Oh, without GC, huh...
You are still left with a plethora of tools and no need to re-invent the wheel.
The leaks command line tool will often give you some good clues. Turn on MallocStackLoggingNoCompact to be able to use malloc_history (another command line tool).
Or use the ObjectAlloc instrument.
In any case, you need to identify an object or two that is being leaked. With that, you can figure out what is hanging on to it. In non-GC, that is entirely a case of figuring out why it there is a retain not balanced by a release.
Even without the Leaks instrument, Instruments can still help you.
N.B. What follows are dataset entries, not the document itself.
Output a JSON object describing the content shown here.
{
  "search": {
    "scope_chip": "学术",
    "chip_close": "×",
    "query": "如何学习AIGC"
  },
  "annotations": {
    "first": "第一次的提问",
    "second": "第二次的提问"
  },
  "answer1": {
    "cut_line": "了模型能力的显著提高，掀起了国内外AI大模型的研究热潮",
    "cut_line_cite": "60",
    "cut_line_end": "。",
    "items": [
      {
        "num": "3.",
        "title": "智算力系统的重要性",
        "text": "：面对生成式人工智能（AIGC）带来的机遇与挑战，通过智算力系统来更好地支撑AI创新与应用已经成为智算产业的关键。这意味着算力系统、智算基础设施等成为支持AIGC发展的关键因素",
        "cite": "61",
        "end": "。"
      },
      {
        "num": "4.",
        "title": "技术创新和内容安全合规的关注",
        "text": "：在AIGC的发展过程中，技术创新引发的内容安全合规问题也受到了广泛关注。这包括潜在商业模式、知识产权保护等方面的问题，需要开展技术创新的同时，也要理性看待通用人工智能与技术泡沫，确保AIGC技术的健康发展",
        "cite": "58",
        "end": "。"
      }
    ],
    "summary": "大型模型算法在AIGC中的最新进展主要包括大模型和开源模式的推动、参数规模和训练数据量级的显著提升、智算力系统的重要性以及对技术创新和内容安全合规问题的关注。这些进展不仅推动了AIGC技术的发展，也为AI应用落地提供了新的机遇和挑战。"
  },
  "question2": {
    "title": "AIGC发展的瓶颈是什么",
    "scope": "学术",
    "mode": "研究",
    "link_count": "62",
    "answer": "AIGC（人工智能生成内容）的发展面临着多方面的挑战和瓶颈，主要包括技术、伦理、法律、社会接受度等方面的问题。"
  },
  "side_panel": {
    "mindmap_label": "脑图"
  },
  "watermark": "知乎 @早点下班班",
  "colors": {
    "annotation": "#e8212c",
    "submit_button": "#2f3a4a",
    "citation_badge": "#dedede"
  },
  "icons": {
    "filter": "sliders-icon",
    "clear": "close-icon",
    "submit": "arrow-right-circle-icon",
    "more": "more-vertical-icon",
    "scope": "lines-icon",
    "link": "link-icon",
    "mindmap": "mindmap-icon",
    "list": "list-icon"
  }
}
Start with the Leaks template, then delete the Leaks instrument from it (since you say it uses too much memory). ObjectAlloc alone will tell you all of your objects' allocations and deallocations, and (with an option turned on, which it is by default in the Leaks template) all of their retentions and releases as well.
You can set the ObjectAlloc instrument to only show you objects that still exist; if you bring the application to the point where no objects (or no objects of a certain class) should exist, and such objects do still exist, then you have a leak. You can then drill down to find the cause of the leak.
This video may help.
Start from the Xcode templates. Don't try to roll your own main() routine for a cocoa app until you know what you're doing.